We know from ancient writings, beginning with Aristotle and continuing through Julius Caesar and Pliny the Elder, that the Hercynian Forest was a mysterious realm in which the rivers flowed northward, so vast in its extent that one could not go from one end of it to the other in sixty days’ march.  Gigantic oaks grew there so close together that their mighty branches intertwined, creating a pathless and impenetrable mass.  Antlered elk without joints leaned against the sturdy tree trunks to sleep, and, with diligent searching, unicorns could be found.  The ancient ox called aurochs wandered through the dappled forest glades, and a beautiful bird with feathers that glowed like flames flitted among the numberless emerald leaves.

The photo at the top of this post shows a marsh in Holstein, the region north of Hamburg, against the border of Denmark. As mentioned in the caption, it is the only photo I could find that shows anything that really looks like a marsh. The area where Arminius led the Cherusci against the Romans was further south, near the present-day city of Hannover. And marshes in Germany appear to be rather tidy places, controlled by drainage canals and dikes.

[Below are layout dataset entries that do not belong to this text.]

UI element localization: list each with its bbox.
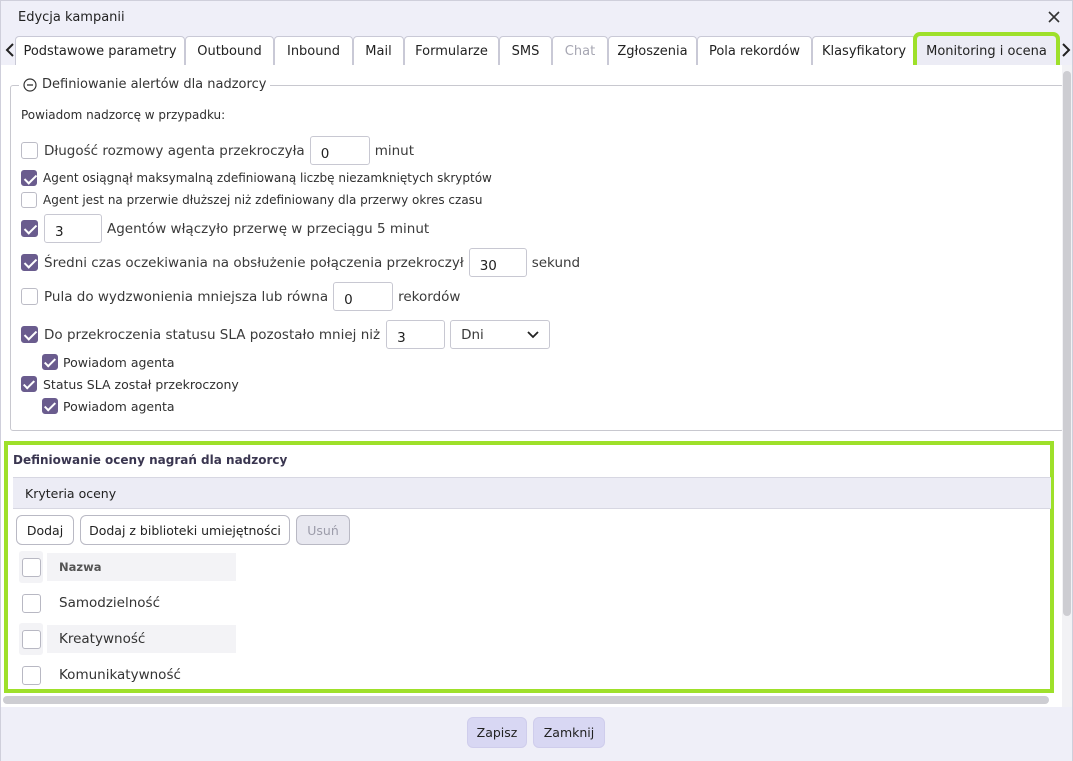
table-row[interactable]: Komunikatywność (19, 659, 236, 691)
row-checkbox-cell (19, 623, 43, 655)
criteria-header-label: Kryteria oceny (25, 486, 117, 501)
sla-exceeded-notify-label: Powiadom agenta (63, 398, 175, 414)
sla-unit-select[interactable]: Dni (450, 320, 551, 349)
row-checkbox-cell (19, 659, 43, 691)
tab-chat[interactable]: Chat (552, 36, 608, 65)
save-button[interactable]: Zapisz (467, 717, 527, 748)
sla-remaining-input[interactable] (386, 320, 446, 349)
tab-forms[interactable]: Formularze (404, 36, 499, 65)
grid-header-row: Nazwa (19, 551, 236, 583)
break-too-long-label: Agent jest na przerwie dłuższej niż zdef… (43, 193, 483, 207)
remove-button[interactable]: Usuń (296, 515, 350, 545)
row-checkbox[interactable] (21, 629, 41, 649)
sla-remaining-checkbox[interactable] (21, 326, 38, 343)
alert-sla-remaining: Do przekroczenia statusu SLA pozostało m… (21, 320, 551, 349)
pool-low-unit: rekordów (398, 288, 461, 305)
max-scripts-label: Agent osiągnął maksymalną zdefiniowaną l… (43, 171, 492, 185)
close-icon[interactable] (1044, 7, 1064, 27)
alert-call-length: Długość rozmowy agenta przekroczyła minu… (21, 136, 414, 165)
rating-section-title: Definiowanie oceny nagrań dla nadzorcy (13, 453, 288, 467)
sla-remaining-label: Do przekroczenia statusu SLA pozostało m… (44, 326, 381, 343)
tab-mail[interactable]: Mail (353, 36, 404, 65)
chevron-right-icon[interactable] (1059, 40, 1073, 60)
tab-tickets[interactable]: Zgłoszenia (608, 36, 697, 65)
vertical-scrollbar-thumb[interactable] (1063, 71, 1071, 616)
criteria-header: Kryteria oceny (13, 477, 1051, 509)
dialog-title: Edycja kampanii (18, 10, 125, 25)
horizontal-scrollbar-thumb[interactable] (3, 696, 1049, 704)
dialog-titlebar: Edycja kampanii (1, 1, 1072, 35)
agents-on-break-input[interactable] (44, 214, 102, 243)
table-row[interactable]: Kreatywność (19, 623, 236, 655)
tab-content: Definiowanie alertów dla nadzorcy Powiad… (1, 65, 1072, 707)
pool-low-input[interactable] (333, 282, 394, 311)
grid-header-checkbox-cell (19, 551, 43, 583)
alert-max-scripts: Agent osiągnął maksymalną zdefiniowaną l… (21, 170, 492, 186)
sla-exceeded-notify-checkbox[interactable] (42, 398, 58, 414)
select-all-checkbox[interactable] (21, 557, 41, 577)
sla-exceeded-checkbox[interactable] (21, 376, 37, 392)
tab-classifiers[interactable]: Klasyfikatory (812, 36, 916, 65)
alerts-intro: Powiadom nadzorcę w przypadku: (21, 108, 225, 122)
call-length-checkbox[interactable] (21, 142, 38, 159)
alerts-intro-text: Powiadom nadzorcę w przypadku: (21, 108, 226, 122)
tab-sms[interactable]: SMS (499, 36, 552, 65)
row-checkbox-cell (19, 587, 43, 619)
break-too-long-checkbox[interactable] (21, 192, 37, 208)
avg-wait-input[interactable] (468, 248, 527, 277)
alerts-legend-label: Definiowanie alertów dla nadzorcy (42, 77, 267, 92)
tab-basic-parameters[interactable]: Podstawowe parametry (15, 36, 185, 65)
sla-exceeded-label: Status SLA został przekroczony (43, 376, 239, 392)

* Tacitus, The Annals of Imperial Rome, translated by Michael Grant. Penguin Classics, 1959.

Murnauer Marsh. Photo by Richard Bartz.


1. Brian - September 26, 2011

[i]the natives feasted with their savage shouting and triumphant songs…. The general had a horrible dream—Varus, covered with blood, seemed to rise out of the morass and call him.[/i]

Wow, that is vivid. You can feel the terror even after all those centuries. Makes me think of Tolkein’s “Dead Marshes”, supposedly inspired by his experience in the swampy battlefields of WWI. You can find the best survival of the European wilderness farther east in Poland (a part of Germania to the Romans). The Biebrza Marshes may look a lot like what Germanicus encountered. The only place you can truly get an idea of what the Hercynian Forest looked like is Bialowieza Forest in Poland, a place I want to visit someday. It seems to be the only chunk of ancient forest to survive in lowland Europe and was home to the last populations of bison, (true) wild horses, and aurochs–the last survived there into the 17th century!



Jenny - September 26, 2011

Fascinating photos in those links. Those giant oak trees are bigger than any oaks I’ve seen in the Smokies—amazing! I’m not surprised that the oldest forests survive only in eastern Europe. Those regions of lower population and greater poverty seem to present the best opportunity for the ancient forests to remain relatively undisturbed.

2. Roon - September 27, 2011

Having been inspired by your series to read Germania myself, I greatly enjoyed your final instalment – the whole series is a tour de force, Jenny! Re Brian’s comment about Poland’s Bialowieza Forest, I was greatly interested recently to see a TV feature on the reserve’s European Bison (Wisent) population, bred from 8 surviving bison in European zoos and released into the reserve in the 1950s. The bison population is nowsaid to number several small herds of well over 1,000 animals in all.

Jenny - September 27, 2011

So glad you enjoyed it, Roon. I felt that you were in a unique position to appreciate the series, having lived in Germany many years but having grown up in a place where wilder landscapes survive (S. Africa). Your information about the bison is interesting. Similar projects are being undertaken in the U.S. In the Smokies, a herd of elk has been reintroduced, and it’s thriving. Last weekend I saw a magnificent bull elk along the migration route between the herd’s two places of residence (Heintooga Road, for those of you familiar with the area—between the Cataloochee and Oconoluftee meadows).

3. TWL - September 28, 2011

I really enjoyed reading this series and I also plan to read Tacitus.

But I do not know what is scarier — the fierce ancient Germans or those marshes. Put them together — yikes!